How to build your restock list without blowing your cash
Restocking is where a shop makes or loses money. Buy too much of what doesn't move and your cash sits frozen on the shelf; buy too little of what sells and you lose the sale to an empty slot. The squeeze is always the same: the budget is tight and the options are endless.
Rune starts from how much you can spend and builds the list of what to restock first — leading with the cards that actually move, and fitting as many items as it can inside your budget. You buy with a plan instead of a gut feeling.
The trouble with buying on instinct
In the day-to-day rush, restocking happens from memory: you grab whatever caught your eye, whatever the distributor pushed, or whatever ran out last.
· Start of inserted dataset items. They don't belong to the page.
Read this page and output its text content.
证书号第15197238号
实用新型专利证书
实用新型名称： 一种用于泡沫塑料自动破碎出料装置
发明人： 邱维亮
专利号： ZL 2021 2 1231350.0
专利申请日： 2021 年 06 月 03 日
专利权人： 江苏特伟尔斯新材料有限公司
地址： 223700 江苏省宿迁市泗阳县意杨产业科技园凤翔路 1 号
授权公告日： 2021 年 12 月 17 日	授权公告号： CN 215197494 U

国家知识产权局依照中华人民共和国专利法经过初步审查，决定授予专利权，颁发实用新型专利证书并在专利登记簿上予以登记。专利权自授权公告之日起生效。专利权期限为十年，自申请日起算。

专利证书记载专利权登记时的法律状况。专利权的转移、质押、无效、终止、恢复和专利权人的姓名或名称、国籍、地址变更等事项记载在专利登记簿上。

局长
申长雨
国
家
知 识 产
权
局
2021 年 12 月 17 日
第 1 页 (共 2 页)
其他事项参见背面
The result is cash locked up in cards that don't sell, and empty slots on the ones that did.
It's not that you don't want to get it right — what's missing is a list that respects your budget and starts with what genuinely moves.
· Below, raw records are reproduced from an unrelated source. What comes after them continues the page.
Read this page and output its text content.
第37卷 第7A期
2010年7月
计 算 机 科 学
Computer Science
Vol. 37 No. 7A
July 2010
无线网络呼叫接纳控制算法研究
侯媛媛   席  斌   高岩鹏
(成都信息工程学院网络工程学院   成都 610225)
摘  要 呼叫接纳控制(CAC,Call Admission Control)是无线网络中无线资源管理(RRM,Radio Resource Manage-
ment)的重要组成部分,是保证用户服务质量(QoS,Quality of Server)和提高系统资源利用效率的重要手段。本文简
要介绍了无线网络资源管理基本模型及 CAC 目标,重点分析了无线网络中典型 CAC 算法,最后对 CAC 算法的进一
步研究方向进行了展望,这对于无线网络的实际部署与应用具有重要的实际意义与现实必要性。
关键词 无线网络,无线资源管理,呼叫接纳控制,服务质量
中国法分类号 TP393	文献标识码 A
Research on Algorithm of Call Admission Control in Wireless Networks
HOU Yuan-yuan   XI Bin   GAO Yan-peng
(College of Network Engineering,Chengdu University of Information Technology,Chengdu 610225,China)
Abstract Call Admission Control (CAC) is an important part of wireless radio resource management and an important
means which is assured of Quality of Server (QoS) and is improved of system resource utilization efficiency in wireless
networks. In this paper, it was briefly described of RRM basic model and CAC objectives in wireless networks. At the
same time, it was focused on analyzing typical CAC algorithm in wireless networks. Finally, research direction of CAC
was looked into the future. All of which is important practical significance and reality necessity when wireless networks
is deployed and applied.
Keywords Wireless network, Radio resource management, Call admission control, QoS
How Rune builds your buy list
You tell it how much you can spend. Rune looks at what's about to run out and what's moving, puts the cards that matter most to your cash flow first, leaves out the ones that neither sell nor move, and fills the list to fit as many different cards as it can inside your budget. The list is yours to adjust, copy, and take to your supplier.
- You set the budget; the list stays inside it
- Leads with what moves and pays the bills
- Leaves out what neither sells nor moves
- Editable, copyable, and ready to take to the supplier
What the list is (and what it isn't)
The list tells you WHAT to restock first and HOW MUCH fits your cash, using the price your cards already carry in your own stock as the reference. It's a restock guide with a plan behind it — not a table of what to pay your supplier (you negotiate that on the spot) and not an automatic order: the buying stays in your hands.
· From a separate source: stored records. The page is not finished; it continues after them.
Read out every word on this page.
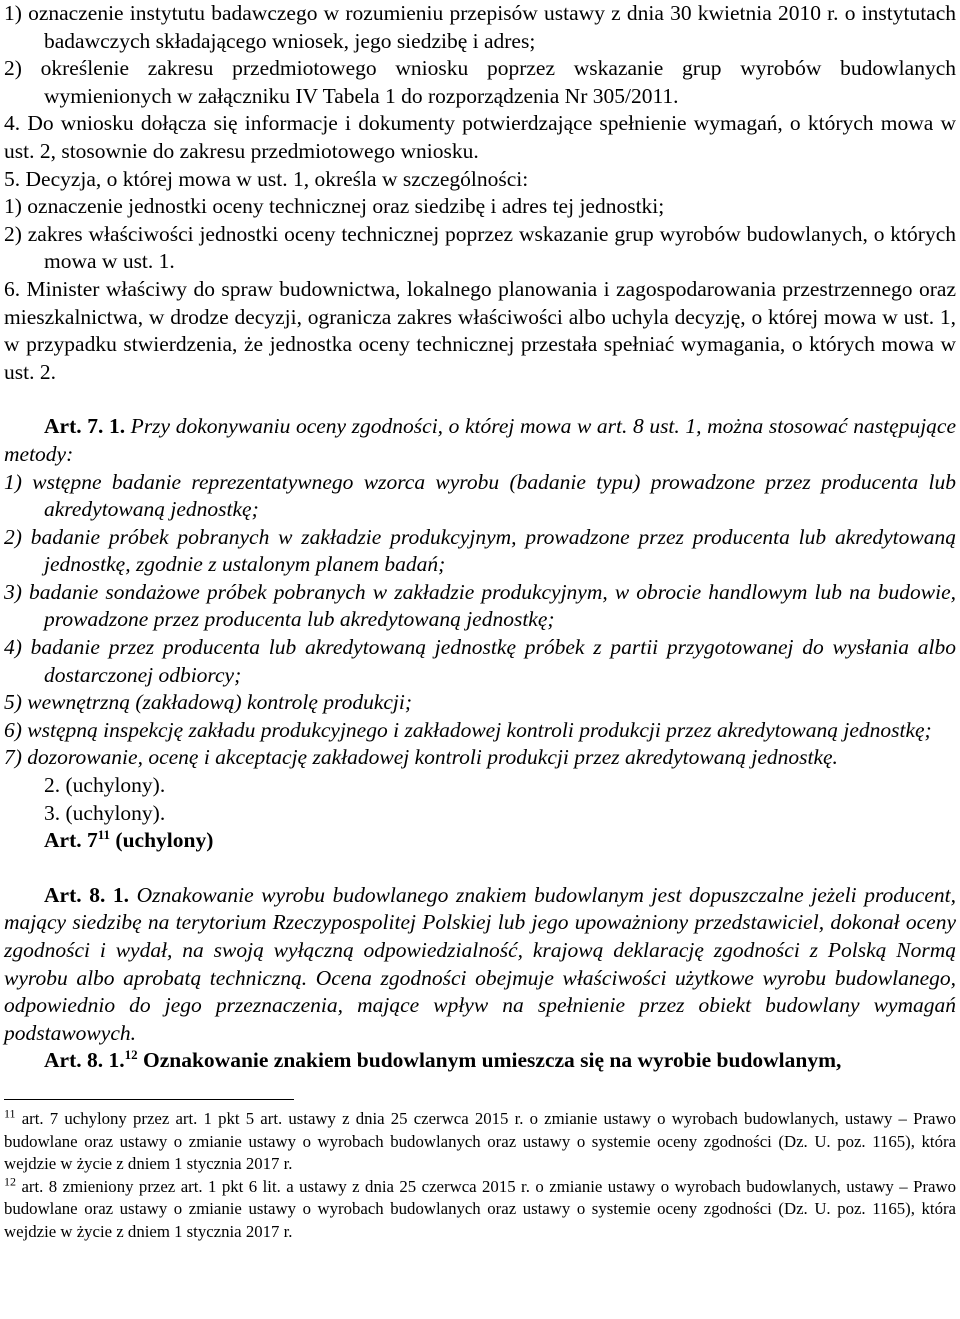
1) oznaczenie instytutu badawczego w rozumieniu przepisów ustawy z dnia 30 kwietnia 2010 r. o instytutach badawczych składającego wniosek, jego siedzibę i adres;

2) określenie zakresu przedmiotowego wniosku poprzez wskazanie grup wyrobów budowlanych wymienionych w załączniku IV Tabela 1 do rozporządzenia Nr 305/2011.

4. Do wniosku dołącza się informacje i dokumenty potwierdzające spełnienie wymagań, o których mowa w ust. 2, stosownie do zakresu przedmiotowego wniosku.

5. Decyzja, o której mowa w ust. 1, określa w szczególności:

1) oznaczenie jednostki oceny technicznej oraz siedzibę i adres tej jednostki;

2) zakres właściwości jednostki oceny technicznej poprzez wskazanie grup wyrobów budowlanych, o których mowa w ust. 1.

6. Minister właściwy do spraw budownictwa, lokalnego planowania i zagospodarowania przestrzennego oraz mieszkalnictwa, w drodze decyzji, ogranicza zakres właściwości albo uchyla decyzję, o której mowa w ust. 1, w przypadku stwierdzenia, że jednostka oceny technicznej przestała spełniać wymagania, o których mowa w ust. 2.

Art. 7. 1. Przy dokonywaniu oceny zgodności, o której mowa w art. 8 ust. 1, można stosować następujące metody:

1) wstępne badanie reprezentatywnego wzorca wyrobu (badanie typu) prowadzone przez producenta lub akredytowaną jednostkę;

2) badanie próbek pobranych w zakładzie produkcyjnym, prowadzone przez producenta lub akredytowaną jednostkę, zgodnie z ustalonym planem badań;

3) badanie sondażowe próbek pobranych w zakładzie produkcyjnym, w obrocie handlowym lub na budowie, prowadzone przez producenta lub akredytowaną jednostkę;

4) badanie przez producenta lub akredytowaną jednostkę próbek z partii przygotowanej do wysłania albo dostarczonej odbiorcy;

5) wewnętrzną (zakładową) kontrolę produkcji;

6) wstępną inspekcję zakładu produkcyjnego i zakładowej kontroli produkcji przez akredytowaną jednostkę;

7) dozorowanie, ocenę i akceptację zakładowej kontroli produkcji przez akredytowaną jednostkę.

2. (uchylony).

3. (uchylony).

Art. $7^{11}$ (uchylony)

Art. 8. 1. Oznakowanie wyrobu budowlanego znakiem budowlanym jest dopuszczalne jeżeli producent, mający siedzibę na terytorium Rzeczypospolitej Polskiej lub jego upoważniony przedstawiciel, dokonał oceny zgodności i wydał, na swoją wyłączną odpowiedzialność, krajową deklarację zgodności z Polską Normą wyrobu albo aprobatą techniczną. Ocena zgodności obejmuje właściwości użytkowe wyrobu budowlanego, odpowiednio do jego przeznaczenia, mające wpływ na spełnienie przez obiekt budowlany wymagań podstawowych.

Art. 8. 1.12 Oznakowanie znakiem budowlanym umieszcza się na wyrobie budowlanym,

$^{11}$ art. 7 uchylony przez art. 1 pkt 5 art. ustawy z dnia 25 czerwca 2015 r. o zmianie ustawy o wyrobach budowlanych, ustawy – Prawo budowlane oraz ustawy o zmianie ustawy o wyrobach budowlanych oraz ustawy o systemie oceny zgodności (Dz. U. poz. 1165), która wejdzie w życie z dniem 1 stycznia 2017 r.

$^{12}$ art. 8 zmieniony przez art. 1 pkt 6 lit. a ustawy z dnia 25 czerwca 2015 r. o zmianie ustawy o wyrobach budowlanych, ustawy – Prawo budowlane oraz ustawy o zmianie ustawy o wyrobach budowlanych oraz ustawy o systemie oceny zgodności (Dz. U. poz. 1165), która wejdzie w życie z dniem 1 stycznia 2017 r.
Frequently asked questions
Does Rune place the order for me?
No. It builds the list of what to restock inside your budget, leading with what moves. You adjust it, copy it, and take it to your supplier — the buying is yours.
Does the list tell me what to pay for each card?
It uses the price your cards already carry in your own stock as a reference so everything fits the budget. The real purchase price you negotiate with your supplier — the list is the guide for what to prioritize, not a cost sheet.
How does it decide what comes first?
It leads with what moves and pays the bills, leaves out what neither sells nor moves, and fits as many different cards as it can into what you're able to spend.